Monday, September 10, 2012

Our Church Was On Fire
By:Joseph Oguel
Formerly a student at  Bulalang Mission School

I paid a sentimental visit to my home village in Bulalang. I am now a graduate of theology from MVC and I’m thinking of what help I can give my people. My heart goes out for them.

Coming to a spot in a cool forest mountain where I can view the village, my heart broke. I couldn’t hold my emotions.  I recalled the days when I was still a boy in the former Bulalang Mission School. I was innocent, skinny and with bulging tummy because of malnutrition. It never came into my mind that I would one day be a theology graduate and soon to be a minister.  But how can I ever turn my back on my people? This thought kept disturbing me.

I hurried my pace so I could reach there before dark.  Then I found myself in the midst of wide rice paddies with full-grown rice ready for harvest. WOW!  What a beautiful sight.  This swamp used to grow weeds.  The only rice paddies I saw before was that of our SULADS teachers behind their cottage. Those good teachers left an example of “life” for my people. Now my people no longer feed on sweet potatoes and rats anymore but on rice. I was sad to know that the SULADS pulled out from Bulalang because the government has come in with a formal school. I count it a “work well done” by the SULADS because they were the ones who sacrificed their lives to pave the way for the government to come in.

Coming in to the village, I saw the former airstrip where we used to run dangerously to meet Mr. Don Christensen’s Cessna. No more dormitories, no more school, no more cafeteria, no more missionaries.  Oh how I missed those times that molded me to be the real me I am now. I was relieved though that a new government school now stands in the midst of the village.

Then I saw the church still standing where it used to stand. “How’s our church?” I asked my brother who is now the church elder. 

“The church is full every Sabbath,” he said. My heart leaped for joy upon hearing the news and I wiped a tear away.

“How’s your new school here?” I continued.

“It’s doing good but I still miss the SULADS missionaries,” he said.” Our government teachers don’t lead worships. They are not SDAs.  I missed the SULADS’ songs that bring the children in, filling the air with heavenly music.  I miss their stories from the picture rolls, and their visit to our homes to treat the sick. I miss the company of the SULADS.

“I’m sad that lowlanders brought some evil to the village,” my brother continued.

“What’s that?” I inquired.

“Gambling, drinking, smoking and disco have disturbed our village and divided our people.  Our village was such a peaceful place when the SULADS missionaries were here,” he recalled.

“You need to do something to keep our church members intact,” I reminded him.

“We just continue our worship everyday and night, our church services every Wednesday and Friday evenings and the whole day of the Sabbath.” 

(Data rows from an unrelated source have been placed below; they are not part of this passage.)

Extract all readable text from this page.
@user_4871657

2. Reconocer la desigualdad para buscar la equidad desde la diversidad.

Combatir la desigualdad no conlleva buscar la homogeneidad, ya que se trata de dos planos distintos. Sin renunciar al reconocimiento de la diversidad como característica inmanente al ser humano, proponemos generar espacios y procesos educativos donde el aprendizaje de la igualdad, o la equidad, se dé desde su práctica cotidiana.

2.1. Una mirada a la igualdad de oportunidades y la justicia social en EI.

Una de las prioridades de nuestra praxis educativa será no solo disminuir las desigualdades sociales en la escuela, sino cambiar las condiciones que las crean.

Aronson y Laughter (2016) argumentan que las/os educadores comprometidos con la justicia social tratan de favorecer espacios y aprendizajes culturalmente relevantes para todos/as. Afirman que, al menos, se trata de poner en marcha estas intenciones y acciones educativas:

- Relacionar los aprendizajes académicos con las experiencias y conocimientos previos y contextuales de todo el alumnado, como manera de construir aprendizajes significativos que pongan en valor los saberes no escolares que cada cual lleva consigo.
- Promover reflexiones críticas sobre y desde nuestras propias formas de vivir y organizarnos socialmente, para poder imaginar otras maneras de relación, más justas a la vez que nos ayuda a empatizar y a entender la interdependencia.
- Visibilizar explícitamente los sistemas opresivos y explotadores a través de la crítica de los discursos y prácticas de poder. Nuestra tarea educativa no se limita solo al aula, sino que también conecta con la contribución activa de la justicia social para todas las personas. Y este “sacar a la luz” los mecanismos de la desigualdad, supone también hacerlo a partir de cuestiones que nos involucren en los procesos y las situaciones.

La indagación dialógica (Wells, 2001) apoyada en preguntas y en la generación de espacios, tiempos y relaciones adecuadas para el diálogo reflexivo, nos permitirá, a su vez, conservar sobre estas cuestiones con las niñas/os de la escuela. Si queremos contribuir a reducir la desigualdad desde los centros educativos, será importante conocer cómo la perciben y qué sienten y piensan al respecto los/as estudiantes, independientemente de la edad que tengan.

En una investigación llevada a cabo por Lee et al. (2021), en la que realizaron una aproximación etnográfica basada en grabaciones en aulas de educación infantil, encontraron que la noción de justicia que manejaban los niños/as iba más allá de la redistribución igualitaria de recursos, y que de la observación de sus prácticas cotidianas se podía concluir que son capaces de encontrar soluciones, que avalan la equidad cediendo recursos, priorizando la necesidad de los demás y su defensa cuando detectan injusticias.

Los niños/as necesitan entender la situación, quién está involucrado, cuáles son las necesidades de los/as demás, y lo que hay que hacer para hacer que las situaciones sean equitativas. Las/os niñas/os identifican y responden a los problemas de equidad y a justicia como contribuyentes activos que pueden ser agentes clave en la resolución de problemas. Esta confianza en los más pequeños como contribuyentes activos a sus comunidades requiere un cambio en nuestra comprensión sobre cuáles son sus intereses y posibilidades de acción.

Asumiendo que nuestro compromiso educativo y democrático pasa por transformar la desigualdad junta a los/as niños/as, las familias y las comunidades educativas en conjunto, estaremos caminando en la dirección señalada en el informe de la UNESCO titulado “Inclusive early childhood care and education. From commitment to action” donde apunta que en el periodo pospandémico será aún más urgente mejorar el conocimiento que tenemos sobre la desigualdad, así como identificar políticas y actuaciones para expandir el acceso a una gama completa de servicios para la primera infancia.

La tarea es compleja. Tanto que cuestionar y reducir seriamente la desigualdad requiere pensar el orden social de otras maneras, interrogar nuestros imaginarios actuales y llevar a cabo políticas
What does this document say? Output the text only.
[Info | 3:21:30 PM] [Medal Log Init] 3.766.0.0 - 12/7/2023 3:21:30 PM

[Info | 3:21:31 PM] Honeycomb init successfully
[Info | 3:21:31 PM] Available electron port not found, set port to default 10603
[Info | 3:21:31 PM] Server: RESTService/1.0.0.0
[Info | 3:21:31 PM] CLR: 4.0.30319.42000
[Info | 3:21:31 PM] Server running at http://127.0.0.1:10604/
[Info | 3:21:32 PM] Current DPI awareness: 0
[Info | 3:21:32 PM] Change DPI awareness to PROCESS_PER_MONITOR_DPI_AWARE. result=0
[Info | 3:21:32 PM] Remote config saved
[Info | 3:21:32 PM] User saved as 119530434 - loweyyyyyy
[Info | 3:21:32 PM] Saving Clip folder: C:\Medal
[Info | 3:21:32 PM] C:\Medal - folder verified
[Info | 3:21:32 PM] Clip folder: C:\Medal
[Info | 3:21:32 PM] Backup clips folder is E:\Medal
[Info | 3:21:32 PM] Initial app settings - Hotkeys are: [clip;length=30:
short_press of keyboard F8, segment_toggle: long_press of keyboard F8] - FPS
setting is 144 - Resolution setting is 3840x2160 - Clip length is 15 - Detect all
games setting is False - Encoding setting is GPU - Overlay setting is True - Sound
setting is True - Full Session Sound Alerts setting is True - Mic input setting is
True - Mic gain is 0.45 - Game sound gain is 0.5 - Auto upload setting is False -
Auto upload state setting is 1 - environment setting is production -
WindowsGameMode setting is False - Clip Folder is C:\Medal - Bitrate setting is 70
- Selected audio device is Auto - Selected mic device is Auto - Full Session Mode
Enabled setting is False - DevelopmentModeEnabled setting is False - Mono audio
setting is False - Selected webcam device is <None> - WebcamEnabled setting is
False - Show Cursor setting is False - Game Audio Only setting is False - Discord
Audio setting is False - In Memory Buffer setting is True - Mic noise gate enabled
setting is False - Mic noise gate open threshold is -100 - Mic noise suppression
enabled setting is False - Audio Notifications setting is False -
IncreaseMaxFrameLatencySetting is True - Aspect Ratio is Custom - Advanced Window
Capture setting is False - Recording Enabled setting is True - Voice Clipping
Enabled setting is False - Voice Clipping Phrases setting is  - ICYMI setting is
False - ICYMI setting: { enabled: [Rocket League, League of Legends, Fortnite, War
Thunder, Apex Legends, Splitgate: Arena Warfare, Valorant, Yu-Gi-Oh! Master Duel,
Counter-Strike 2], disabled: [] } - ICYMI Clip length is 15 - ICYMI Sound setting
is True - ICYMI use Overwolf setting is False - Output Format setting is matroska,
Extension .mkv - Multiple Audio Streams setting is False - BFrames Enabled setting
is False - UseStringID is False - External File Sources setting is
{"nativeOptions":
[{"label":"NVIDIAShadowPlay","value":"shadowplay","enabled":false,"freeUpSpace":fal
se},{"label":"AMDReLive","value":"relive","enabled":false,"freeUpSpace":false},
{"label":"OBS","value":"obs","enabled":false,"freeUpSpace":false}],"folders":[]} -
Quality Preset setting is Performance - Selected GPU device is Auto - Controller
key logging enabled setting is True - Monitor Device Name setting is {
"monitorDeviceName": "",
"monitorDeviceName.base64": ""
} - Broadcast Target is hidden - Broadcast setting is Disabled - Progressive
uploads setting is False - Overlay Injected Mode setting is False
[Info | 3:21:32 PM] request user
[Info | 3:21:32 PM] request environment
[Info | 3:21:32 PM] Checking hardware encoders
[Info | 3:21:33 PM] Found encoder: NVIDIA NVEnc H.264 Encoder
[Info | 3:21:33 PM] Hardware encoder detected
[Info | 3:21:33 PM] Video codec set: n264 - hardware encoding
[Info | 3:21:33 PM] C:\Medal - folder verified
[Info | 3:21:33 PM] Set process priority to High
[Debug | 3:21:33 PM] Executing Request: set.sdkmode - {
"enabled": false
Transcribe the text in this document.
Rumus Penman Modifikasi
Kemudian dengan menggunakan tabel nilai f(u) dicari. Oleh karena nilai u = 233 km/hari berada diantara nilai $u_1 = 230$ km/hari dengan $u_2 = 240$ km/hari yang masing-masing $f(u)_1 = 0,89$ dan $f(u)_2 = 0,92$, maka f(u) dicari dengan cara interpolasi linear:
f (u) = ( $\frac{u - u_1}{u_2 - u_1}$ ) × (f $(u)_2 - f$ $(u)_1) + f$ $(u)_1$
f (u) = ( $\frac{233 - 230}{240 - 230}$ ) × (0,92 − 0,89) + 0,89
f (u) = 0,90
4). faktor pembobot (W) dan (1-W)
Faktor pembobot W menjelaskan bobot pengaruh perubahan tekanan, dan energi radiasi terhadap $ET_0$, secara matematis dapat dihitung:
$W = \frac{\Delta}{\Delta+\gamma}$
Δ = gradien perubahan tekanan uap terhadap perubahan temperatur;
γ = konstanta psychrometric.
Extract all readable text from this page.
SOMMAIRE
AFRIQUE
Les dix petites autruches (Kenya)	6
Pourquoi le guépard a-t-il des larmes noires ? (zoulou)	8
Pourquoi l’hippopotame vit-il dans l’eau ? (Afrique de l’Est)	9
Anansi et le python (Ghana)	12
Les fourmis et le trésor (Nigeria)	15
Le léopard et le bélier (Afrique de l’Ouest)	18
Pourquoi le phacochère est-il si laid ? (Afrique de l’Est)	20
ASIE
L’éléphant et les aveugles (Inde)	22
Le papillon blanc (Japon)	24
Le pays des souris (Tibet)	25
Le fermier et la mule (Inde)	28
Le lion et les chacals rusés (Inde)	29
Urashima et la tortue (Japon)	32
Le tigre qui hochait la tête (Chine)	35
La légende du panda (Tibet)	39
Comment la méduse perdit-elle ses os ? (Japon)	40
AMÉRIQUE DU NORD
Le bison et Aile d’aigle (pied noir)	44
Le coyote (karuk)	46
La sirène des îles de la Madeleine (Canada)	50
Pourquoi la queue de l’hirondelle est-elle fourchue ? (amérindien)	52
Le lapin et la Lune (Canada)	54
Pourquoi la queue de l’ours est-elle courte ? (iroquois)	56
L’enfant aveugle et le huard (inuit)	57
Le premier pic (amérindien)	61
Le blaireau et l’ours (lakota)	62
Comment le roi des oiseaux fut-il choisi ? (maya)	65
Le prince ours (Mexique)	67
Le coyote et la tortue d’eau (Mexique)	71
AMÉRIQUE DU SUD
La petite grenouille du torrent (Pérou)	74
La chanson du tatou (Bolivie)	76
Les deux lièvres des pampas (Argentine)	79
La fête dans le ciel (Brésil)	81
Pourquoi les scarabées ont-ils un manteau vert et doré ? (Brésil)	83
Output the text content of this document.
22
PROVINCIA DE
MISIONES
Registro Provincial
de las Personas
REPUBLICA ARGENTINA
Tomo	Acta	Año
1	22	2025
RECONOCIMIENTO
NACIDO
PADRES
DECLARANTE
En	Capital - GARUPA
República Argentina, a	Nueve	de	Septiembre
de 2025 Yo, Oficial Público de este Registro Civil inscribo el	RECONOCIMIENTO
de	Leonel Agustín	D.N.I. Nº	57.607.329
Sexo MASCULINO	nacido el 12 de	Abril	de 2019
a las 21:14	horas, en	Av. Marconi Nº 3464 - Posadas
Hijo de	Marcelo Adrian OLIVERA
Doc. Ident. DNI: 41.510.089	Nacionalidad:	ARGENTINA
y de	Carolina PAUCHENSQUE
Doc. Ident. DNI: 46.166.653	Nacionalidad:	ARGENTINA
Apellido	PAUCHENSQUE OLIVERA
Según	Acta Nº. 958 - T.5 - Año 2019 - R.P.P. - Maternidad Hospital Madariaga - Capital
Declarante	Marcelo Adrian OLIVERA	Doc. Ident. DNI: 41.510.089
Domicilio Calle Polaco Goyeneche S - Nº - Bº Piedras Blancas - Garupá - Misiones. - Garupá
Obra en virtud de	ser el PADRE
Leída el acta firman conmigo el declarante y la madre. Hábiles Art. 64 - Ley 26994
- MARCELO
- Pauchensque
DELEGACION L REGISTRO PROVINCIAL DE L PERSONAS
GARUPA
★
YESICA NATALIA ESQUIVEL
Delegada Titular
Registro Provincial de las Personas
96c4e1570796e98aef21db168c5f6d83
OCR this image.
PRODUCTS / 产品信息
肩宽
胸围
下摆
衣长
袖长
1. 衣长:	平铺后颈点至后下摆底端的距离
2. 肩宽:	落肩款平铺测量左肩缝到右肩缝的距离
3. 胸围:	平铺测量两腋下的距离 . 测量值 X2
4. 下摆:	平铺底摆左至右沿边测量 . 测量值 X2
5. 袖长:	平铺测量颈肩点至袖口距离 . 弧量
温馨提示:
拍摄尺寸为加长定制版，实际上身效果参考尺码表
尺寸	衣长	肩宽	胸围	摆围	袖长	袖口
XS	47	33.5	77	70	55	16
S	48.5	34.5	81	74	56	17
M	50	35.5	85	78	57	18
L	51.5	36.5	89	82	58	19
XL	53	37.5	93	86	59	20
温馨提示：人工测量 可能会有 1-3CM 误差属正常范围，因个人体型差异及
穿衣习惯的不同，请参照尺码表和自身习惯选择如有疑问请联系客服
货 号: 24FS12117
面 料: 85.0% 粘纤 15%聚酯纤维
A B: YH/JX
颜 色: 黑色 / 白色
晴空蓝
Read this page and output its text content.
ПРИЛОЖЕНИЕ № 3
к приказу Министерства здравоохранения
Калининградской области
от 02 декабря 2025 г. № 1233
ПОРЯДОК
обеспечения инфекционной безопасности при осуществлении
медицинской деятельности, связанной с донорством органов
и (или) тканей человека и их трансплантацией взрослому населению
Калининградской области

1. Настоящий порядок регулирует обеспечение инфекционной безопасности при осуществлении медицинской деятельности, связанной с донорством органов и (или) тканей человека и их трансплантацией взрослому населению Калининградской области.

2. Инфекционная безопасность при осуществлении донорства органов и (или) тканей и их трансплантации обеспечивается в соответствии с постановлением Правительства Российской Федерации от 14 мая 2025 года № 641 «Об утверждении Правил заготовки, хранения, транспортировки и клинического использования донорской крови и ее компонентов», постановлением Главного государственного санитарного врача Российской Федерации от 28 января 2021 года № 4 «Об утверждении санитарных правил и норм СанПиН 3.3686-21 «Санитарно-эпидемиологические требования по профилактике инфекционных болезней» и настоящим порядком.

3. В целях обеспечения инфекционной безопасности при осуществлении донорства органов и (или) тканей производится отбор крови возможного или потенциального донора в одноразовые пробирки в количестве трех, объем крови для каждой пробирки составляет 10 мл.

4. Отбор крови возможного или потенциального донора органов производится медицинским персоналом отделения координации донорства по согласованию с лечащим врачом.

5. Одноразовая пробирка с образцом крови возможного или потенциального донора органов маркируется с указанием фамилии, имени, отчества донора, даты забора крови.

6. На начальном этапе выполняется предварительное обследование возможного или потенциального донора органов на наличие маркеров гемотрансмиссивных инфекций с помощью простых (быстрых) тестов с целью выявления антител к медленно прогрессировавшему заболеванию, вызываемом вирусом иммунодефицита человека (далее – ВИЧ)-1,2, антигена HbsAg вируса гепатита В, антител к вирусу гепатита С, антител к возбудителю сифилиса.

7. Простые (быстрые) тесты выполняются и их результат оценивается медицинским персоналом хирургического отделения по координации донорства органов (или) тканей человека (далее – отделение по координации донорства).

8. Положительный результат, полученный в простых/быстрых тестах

“That’s great”! I congratulated him. “Don’t you sometimes feel discouraged and weak with the absence of the SULADS,” I frankly asked.

“I surely am discouraged many times, but I am strengthened by the new experience we have just had.”.

“Would you tell me that please,” I pleaded.

“One Tuesday night”, he begun, “three of our Adventist boys were tempted to join with two other non-SDA boys at the disco at the basketball court just across our church. The rock beats vibrated and the deafening noise brought the village to a mood of dancing with the demons.

“As the boys were getting nearer to the crowd of the disco place, the attention of those three boys of ours was caught by the light and singing in our church.

“‘OUR CHURCH!, OUR CHURCH!’ they shouted.

“‘What about your church?’ the other two boys asked.

“‘Our church is on fire! It‘s on fire but not burning! Listen to that music! I can hear a choir singing!’

“‘Yes, BEAUTIFUL isn‘t it,’ the other two SDA boys approved.

“‘What are you talking about?’ The two non-SDAs were impatient now.  ‘We don’t see any fire; we don’t hear any singing. I can’t see your church, it’s dark there,’ the other boy continued.  ‘Come on let’s go,’ they persuaded. 

“But the three were just standing there in awe. ‘WOW! What a beautiful music,’ they said.

“‘Do you have worship tonight,’ the other boys asked.

“‘No it’s Tuesday,’ they answered.  ‘Please be quiet! We are listening to the music.’

“ The two boys left them standing there, and they listened to the heavenly angelic music, until it faded softly away. All of a sudden there was darkness! They couldn’t see the church any longer. All they heard then were the hard beats of rock noise from the disco again.  They raced back to their homes to tell their parents of the unusual sight they saw and heard.”

“The LORD is reminding us today to keep our church burning with heavenly music to get the attention of our youth; to hold on to the ROCK of AGES not to the world‘s rock-n-roll, I reminded my brother.”

Is YOUR church on fire and filled with heavenly music?  If not, why?